Report on Etna (Italy) — 24 March-30 March 2021
Smithsonian / US Geological Survey Weekly Volcanic Activity Report,
24 March-30 March 2021
Managing Editor: Sally Kuhn Sennert
Please cite this report as:
Global Volcanism Program, 2021. Report on Etna (Italy). In: Sennert, S K (ed.), Weekly Volcanic Activity Report, 24 March-30 March 2021. Smithsonian Institution and US Geological Survey.
37.748°N, 14.999°E; summit elev. 3357 m
All times are local (unless otherwise noted)
INGV reported continuing episodes of lava fountaining at Etna’s Southeast Crater (SEC) during the week of 22-28 March, though weather conditions often prevented visual observations. Weak Strombolian activity at SEC began at 2005 on 23 March and turned into lava fountaining at 0330 on 24 March. A lava flow from the SEC was observed at 0335 which split in two, one branch traveling toward the Valle del Bove and the other to the SE; the lava was followed by a pyroclastic flow at 0336 that traveled toward the Valle del Bove. The lava fountain produced an ash cloud that rose to 6-7 km (20,000-23,000 ft) a.s.l. and extended SSE, resulting in ashfall on the S slope and in Catania (29 km SSE). Lava fountaining gradually decreased at 0700, and by 0945 it had stopped. The lava flows continued to advance. Activity in Northeast (NEC), Bocca Nuova (BN), and Voragine (VOR) was characterized by variable intra-crater Strombolian activity, accompanied by sporadic and weak ash emissions that quickly dispersed.
On 24 March explosions at SEC continued after the lava fountaining had stopped, producing an ash plume that rose 4.5 km (15,000 ft) a.s.l. and drifted SE. At night, ashfall was reported in Milia and Trecastagni (16 km SE). Explosions stopped by 1347 that day. By 25 March the two active lava flows had ceased and began to cool. Weak Strombolian activity at SEC on 30 March resumed around 2030; intra-crater explosions continued in the NEC, BN, and VOR, the latter of which produced discontinuous ash emissions that rapidly dispersed in the summit area.

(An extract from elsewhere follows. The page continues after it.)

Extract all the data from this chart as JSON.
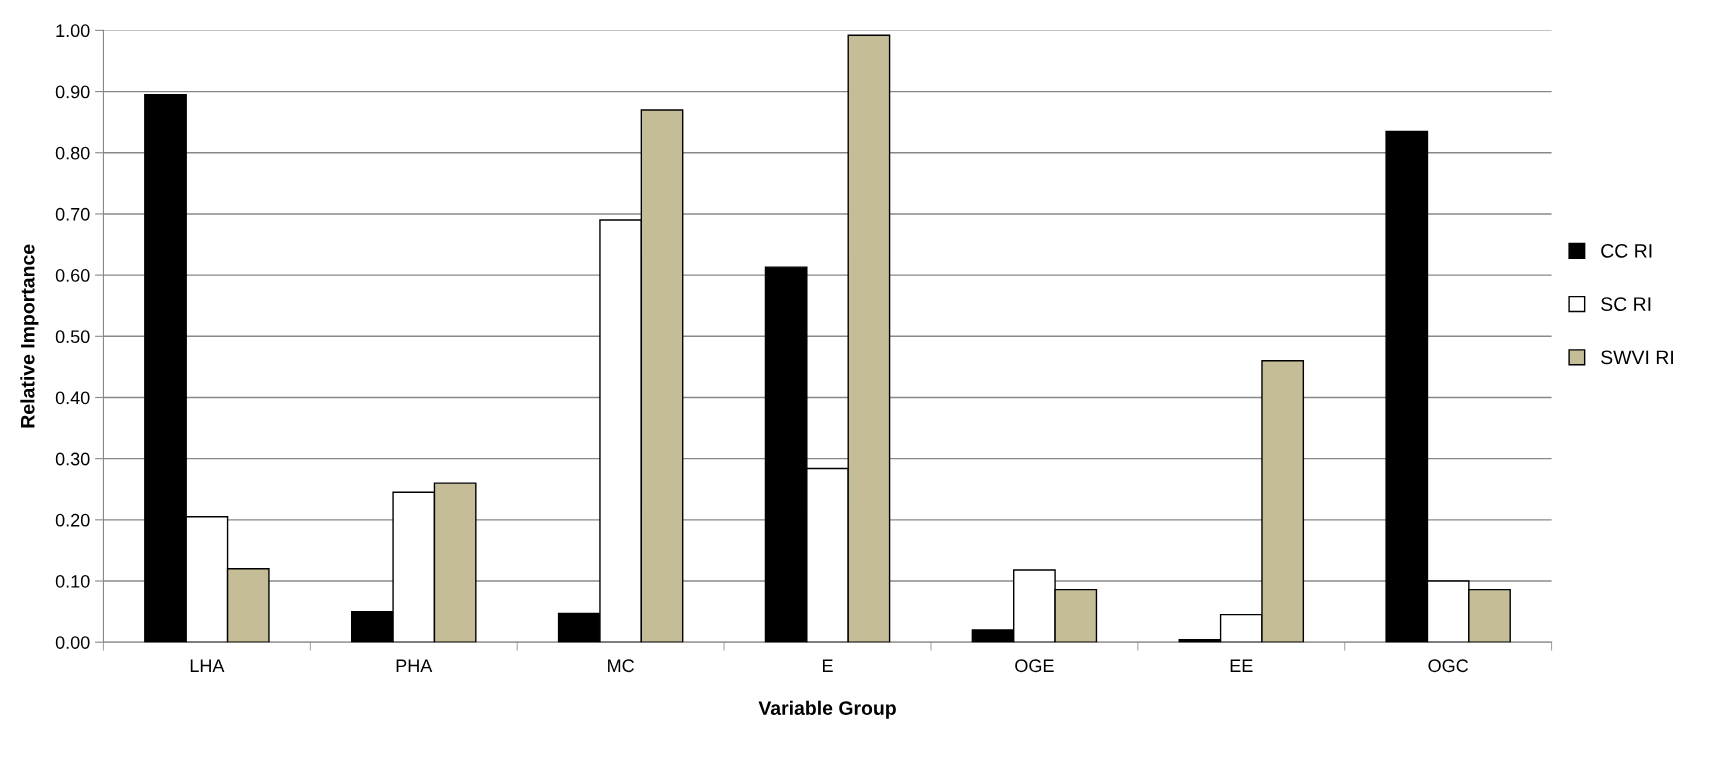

Geological Summary. Mount Etna, towering above Catania on the island of Sicily, has one of the world's longest documented records of volcanism, dating back to 1500 BCE. Historical lava flows of basaltic composition cover much of the surface of this massive volcano, whose edifice is the highest and most voluminous in Italy. The Mongibello stratovolcano, truncated by several small calderas, was constructed during the late Pleistocene and Holocene over an older shield volcano. The most prominent morphological feature of Etna is the Valle del Bove, a 5 x 10 km caldera open to the east. Two styles of eruptive activity typically occur, sometimes simultaneously. Persistent explosive eruptions, sometimes with minor lava emissions, take place from one or more summit craters. Flank vents, typically with higher effusion rates, are less frequently active and originate from fissures that open progressively downward from near the summit (usually accompanied by Strombolian eruptions at the upper end). Cinder cones are commonly constructed over the vents of lower-flank lava flows. Lava flows extend to the foot of the volcano on all sides and have reached the sea over a broad area on the SE flank.